以上,完全に結果論ではあるが,日本の英語教育が国際的に見て「遅れている」ことは,むしろ,無駄に踊らされていない,ある種の慎重さの現れとして肯定的に評価できる可能性を論じてきた。 もっとも,ここで論じたことは,完全に机上の空論ではないものの,あくまで仮定に仮定を重ねた予に過ぎない。 機械翻訳の進展にせよ,グローバル経済の動向にせよ,多数の複雑性・不確実性を含んでいる。 ただ,少なくとも言えるのは,一昔前にはまったく疑われることのなかった英語=国際語の未来は,必ずしも盤石ではないということである。

英語教育に前のめりになるのは悪手であるという「診断」を前提にして,では,代わりに私たち何に注力すべきなのだろうか。

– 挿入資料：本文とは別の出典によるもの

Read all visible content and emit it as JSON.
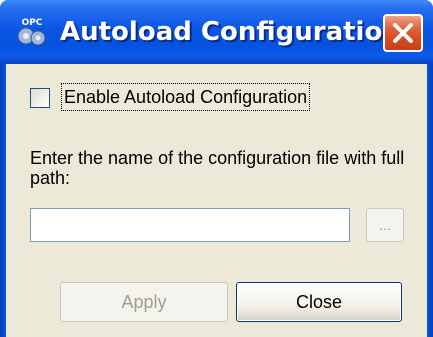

これは,抽象的になら容易に回答可能だ――「時代が変わっても陳腐化しないような汎用スキルの育成に力を入れるべきだ」となる。 他方,では汎用スキルとは具体的に何かと問われれば,途端に難しくなる。 というのも,あるスキルが陳腐化するかどうかは社会や技術革新の状況に依存するが,その社会条件の予測が不透明であれば汎用スキルを特定するのも困難だからである。 そもそも英語力自体が,一種の汎用スキル(グローバルに活躍するための基礎技能)として,国際的にもてはやされてきたことを思い出したい。

汎用スキルの有力な候補とされるものは,一応ある。たとえば,母語の能力や,論理的思考力,非認知的能力と呼ばれるようなものである。 しかし,これらも,ここ最近の技術革新(たとえばChatGPT)を見るに,本当にAIに取って代わられない代物なのかは,正直,よくわからない。 また,こうしたスキルが,具体的にどのような教育カリキュラムでなら育成できるのか,そもそもトレーニングして向上するものなのかもはっきりしたことは不明である。

なんとも歯切れの悪い処方箋となってしまったが,それだけ未来を志向して教育を考えるというのは難しい。 ただ,歯切れが悪くなったのは,過去および現状のデータを見ながら総合的に「診断」したからこそ,とも言えよう。 前述したように,他国の英語教育改革は,データや研究の知見に基づかずに,時の政権の空想的あるいは強迫的な英語観に駆りたてられて強引に進められたものも多い。 一方,現代の私たちは,空想的にではなく,現実的に「英語教育の未来」を論じる段階に立っているのである。